Now might be the time to practice just how pretty you can look when you turn on the waterworks in the mirror. Perhaps, learn to cry with keeping your eye make-up in place and your foundation from melting against the saltiness of your tears, because being emotional just might do you more good than brains when it comes to landing a job.
A new survey by CareerBuilder conducted of 2,662 private sector U.S. hiring managers, found that EQ is starting to be seen as more of an asset as opposed to a hindrance in the work environment.

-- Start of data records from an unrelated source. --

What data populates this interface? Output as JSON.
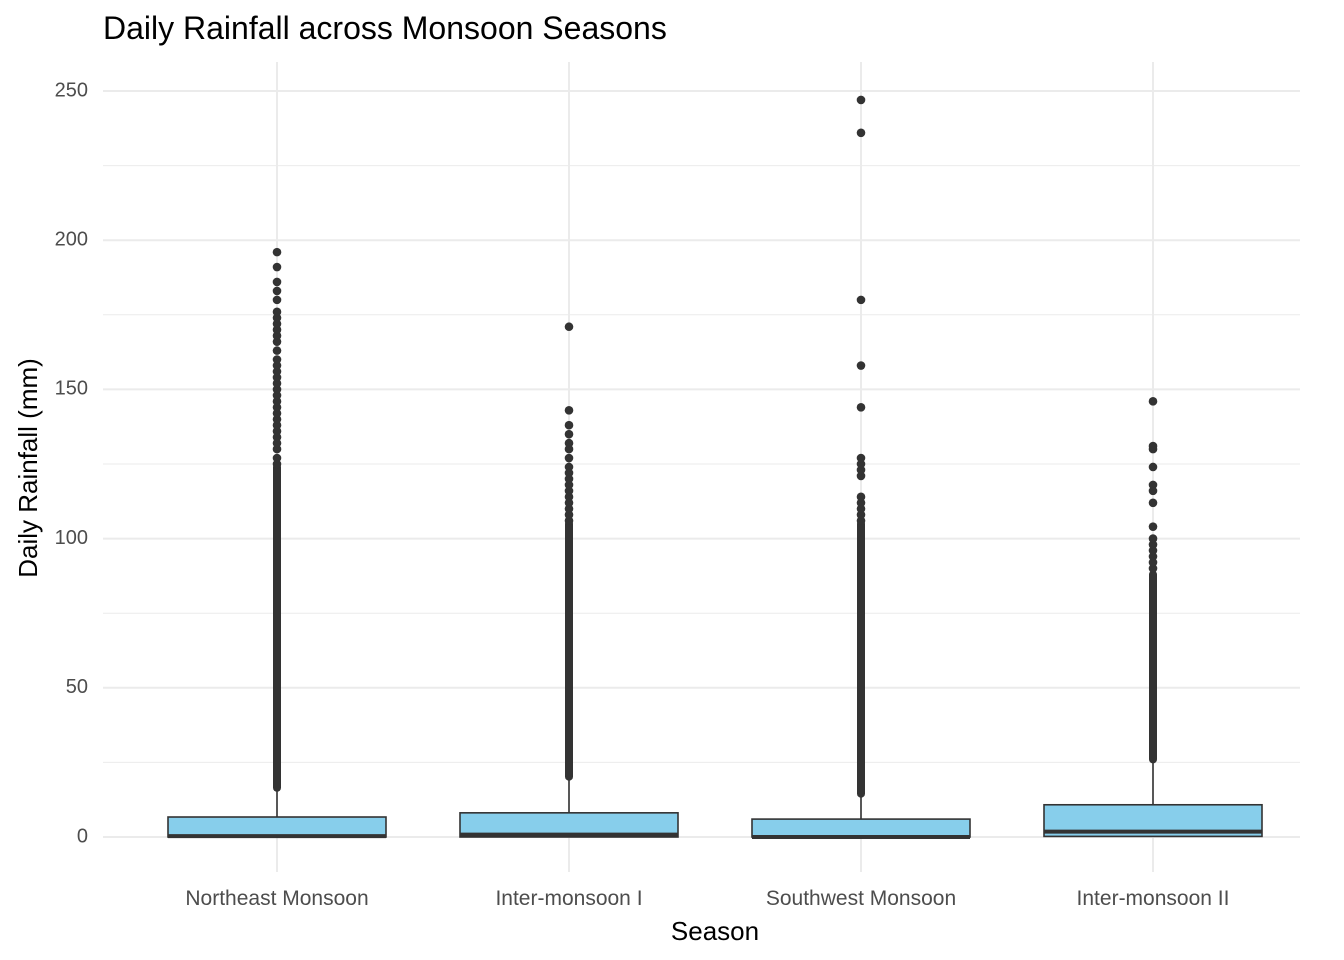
{
  "chart_data": {
    "type": "box",
    "title": "Daily Rainfall across Monsoon Seasons",
    "xlabel": "Season",
    "ylabel": "Daily Rainfall (mm)",
    "ylim": [
      -12,
      260
    ],
    "y_ticks": [
      0,
      50,
      100,
      150,
      200,
      250
    ],
    "grid": true,
    "box_color": "#87CEEB",
    "line_color": "#333333",
    "categories": [
      "Northeast Monsoon",
      "Inter-monsoon I",
      "Southwest Monsoon",
      "Inter-monsoon II"
    ],
    "boxes": [
      {
        "category": "Northeast Monsoon",
        "whisker_low": 0,
        "q1": 0,
        "median": 0.3,
        "q3": 6.7,
        "whisker_high": 16.5,
        "outlier_range": [
          16.5,
          124
        ],
        "outliers": [
          125,
          127,
          130,
          132,
          134,
          136,
          138,
          140,
          142,
          144,
          146,
          148,
          150,
          152,
          154,
          156,
          158,
          160,
          163,
          166,
          168,
          170,
          172,
          174,
          176,
          180,
          183,
          186,
          191,
          196
        ]
      },
      {
        "category": "Inter-monsoon I",
        "whisker_low": 0,
        "q1": 0,
        "median": 0.8,
        "q3": 8.1,
        "whisker_high": 20.2,
        "outlier_range": [
          20.2,
          105
        ],
        "outliers": [
          106,
          108,
          110,
          112,
          114,
          116,
          118,
          120,
          122,
          124,
          127,
          130,
          132,
          135,
          138,
          143,
          171
        ]
      },
      {
        "category": "Southwest Monsoon",
        "whisker_low": 0,
        "q1": 0,
        "median": 0,
        "q3": 6.0,
        "whisker_high": 14.5,
        "outlier_range": [
          14.5,
          105
        ],
        "outliers": [
          106,
          108,
          110,
          112,
          114,
          121,
          123,
          125,
          127,
          144,
          158,
          180,
          236,
          247
        ]
      },
      {
        "category": "Inter-monsoon II",
        "whisker_low": 0,
        "q1": 0.2,
        "median": 1.8,
        "q3": 10.8,
        "whisker_high": 26.0,
        "outlier_range": [
          26.0,
          88
        ],
        "outliers": [
          90,
          92,
          94,
          96,
          98,
          100,
          104,
          112,
          116,
          118,
          124,
          130,
          131,
          146
        ]
      }
    ]
  }
}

Granted, crying during a job interview might be a bit much, but if you can show your EI (emotional intelligence) in a way that makes you seem calm, stable and productive it really might play in your favor.
The study found that 34% of hiring managers place “greater emphasis on emotional intelligence,” and 71% “value emotional intelligence in an employee more than IQ.” In fact in addition to these findings, 59% of employers would not hire an applicant who has a high IQ, but low emotional intelligence. The high EI was found to beat out the high IQ group 75% of the time when it came to being offered a job.
The reason behind this trend is that in such a rocky economy, those with high EI tend to excel “at staying calm under pressure, resolving conflict effectively, behaving with empathy and leading by example.” Definitely all assets that an employer would want in an employee as anxieties and concerns about which direction this economy will go over the next several months.
Careerbuilder also pointed that with the unemployment rate being as high as it is, employers can be choosy with more applicants vying for employment. Says CareerBuilders’ vice president of human resources, Rosemary Haefner:
“The competitive job market allows employers to look more closely at the intangible qualities that pay dividends down the road — like skilled communicators and perceptive team players.”
So go ahead and cry. You know you want to anyway. Or at the very least prove to your potential future employer that you’re capable of emotions, that you’re willing to open up, be hone, communicative, and well, human. Emotionless replicants belong in Blade Runner, not in the office.